Он вспомнил, что они с Дарией ещё не обедали.
– Парочку с мясом. Скажите, пожалуйста, где живёт Артемий Степанович Бугаев?
– Во-он там. – Она указала пальцем на двухэтажный дом вдалеке на другой стороне дороги. – Только на кой он вам сдался? Дед-то совсем того, – постучала она себя костяшкой по лбу. – Когда трезвый – ещё куда ни шло, а как выпьет – держись.
Ощущение дежавю не покидало Виталика. Дом был точно такой же, как у Дарии. Только без забора и решёток на втором этаже.
– Гляди, собака совсем как наша! – воскликнула Дария.
К ним и в самом деле подбежала немецкая овчарка, заскулила и завиляла хвостом.
– Она такая голодная! Можно я ей отдам свой пирожок? Ты же мне купишь ещё?
И, не дожидаясь ответа, сунула свой пирожок прямо в пасть собаке. Та за считаные секунды проглотила угощение, встала на задние лапы, положила передние девушке на грудь и лизнула её прямо в губы. Дария засмеялась, а Виталик протянул ей носовой платок, чтобы вытереть лицо. Почему-то подумалось, что этот дурацкий момент он будет помнить всю жизнь, а платок хранить как реликвию.
Когда они позвонили в дверь, им долго никто не открывал, и они уже было решили, что старика нет дома. Но тут послышался лязг замка, скрип двери – и первым оттуда выглянуло дуло охотничьей двустволки.
– Кто такие? Чего надо? – грозно спросил дед.

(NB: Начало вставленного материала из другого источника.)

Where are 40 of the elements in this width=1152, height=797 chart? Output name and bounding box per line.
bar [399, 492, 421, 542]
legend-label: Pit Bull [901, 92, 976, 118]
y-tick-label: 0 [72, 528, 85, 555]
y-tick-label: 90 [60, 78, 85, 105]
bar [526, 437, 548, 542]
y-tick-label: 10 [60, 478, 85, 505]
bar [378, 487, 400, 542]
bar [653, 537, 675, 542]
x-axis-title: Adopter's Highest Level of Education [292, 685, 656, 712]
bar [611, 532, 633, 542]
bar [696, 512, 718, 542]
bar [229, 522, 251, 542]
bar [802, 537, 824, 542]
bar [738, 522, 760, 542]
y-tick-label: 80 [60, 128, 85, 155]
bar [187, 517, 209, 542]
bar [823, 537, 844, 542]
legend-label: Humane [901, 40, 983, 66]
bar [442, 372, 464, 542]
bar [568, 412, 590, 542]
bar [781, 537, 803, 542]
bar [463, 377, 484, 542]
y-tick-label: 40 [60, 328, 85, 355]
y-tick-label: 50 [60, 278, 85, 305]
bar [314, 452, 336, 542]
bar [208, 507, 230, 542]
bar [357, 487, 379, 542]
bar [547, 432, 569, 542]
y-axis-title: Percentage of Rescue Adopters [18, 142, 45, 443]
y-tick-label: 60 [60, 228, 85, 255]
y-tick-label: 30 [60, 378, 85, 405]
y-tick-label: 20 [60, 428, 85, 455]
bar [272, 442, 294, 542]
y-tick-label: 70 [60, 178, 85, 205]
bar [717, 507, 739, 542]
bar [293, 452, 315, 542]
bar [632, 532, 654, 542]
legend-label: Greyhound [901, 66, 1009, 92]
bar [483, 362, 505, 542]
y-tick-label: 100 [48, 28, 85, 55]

– Артемий Степанович? Здравствуйте! Меня зовут Виталий, а это Дария. Мы журналисты. Приехали поговорить по поводу снаряда.
– А-а, из «молодёжки»?
– Да, из неё родимой.
Виталик не стал разубеждать деда, который был, очевидно, не в курсе, что иркутская газета «Советская молодёжь» давно закрыта.
– Ну заходите.
Дед повесил ружьё на стену, и Дария тут же принялась его любопытно разглядывать и даже трогать.
– Осторожно, заряжено, – предупредил старик.
– Конечно, иначе как же оно выстрелит в последнем действии, – пошутил Виталик.
Артемий Степанович пригласил их за стол, на который тут же поставил бутылку водки и три гранёных стакана.
– Что Вы, я на работе, – демонстративно отказался Виталик.
Но старик настоял, а Виталику только того и надо было: сейчас напоит, накормит и уложит спать.
– Ей нельзя, она ещё маленькая, – с улыбкой сказал Виталик.
– Не больно-то и хотелось, – картинно обиделась Дария.
– Вы, главное, вот что поймите, – начал дед, как только они опрокинули по первому стакану. – Мне не надо, чтобы вы писали об этом проклятом снаряде, привлекали к нему внимание, будь он неладен. Мне надо помочь его найти! Я хочу, чтобы кто-нибудь наконец пришёл ко мне с этим… как его… ну, как в аэропорту…
– С металлоискателем?
– Точно! И обыскал дом как следует, а то я сам уж еле двигаюсь.
– Сделаем, Артемий Степанович, непременно.
Тут Дария беспардонно влезла в сумку Виталика и достала оттуда селфи-палку, которую тот иногда использовал в качестве репортёрского штатива-монопода. Потом так же беспардонно достала у него из кармана смартфон, прикрепила и направила экраном в пол.
– Это ж телефон, – справедливо заметил дед.
– А там приложение специальное, – нашёлся Виталик. – Любой металл за два метра чует. Даже сквозь деревянный пол.
– Не боись, – шепнула Дария Виталику. – Я где угодно что угодно найду. Думаешь, на какие шиши папа храм построил? Да я прям на нашем участке откопала клад времён атамана Ермака!
Она пошла по дому с «металлоискателем», а дед продолжил:
– В общем, было дело в самый разгар войны. Мне только шесть стукнуло. И повезли меня родители отсюда к родне в Бурятию. А по дороге заметил я, что прямо над нашим домом пролетел немецкий самолёт и сбросил снаряд, а тот не взорвался. Никто мне тогда не поверил – мол, придумывает пацан, кто ж дитя слушать станет. Все же знают, что никаких немцев в наших краях отродясь не бывало. Только смеялись надо мной. А я всё думал: вернусь – тут же пойду этот самый снаряд искать. Найду и покажу всем.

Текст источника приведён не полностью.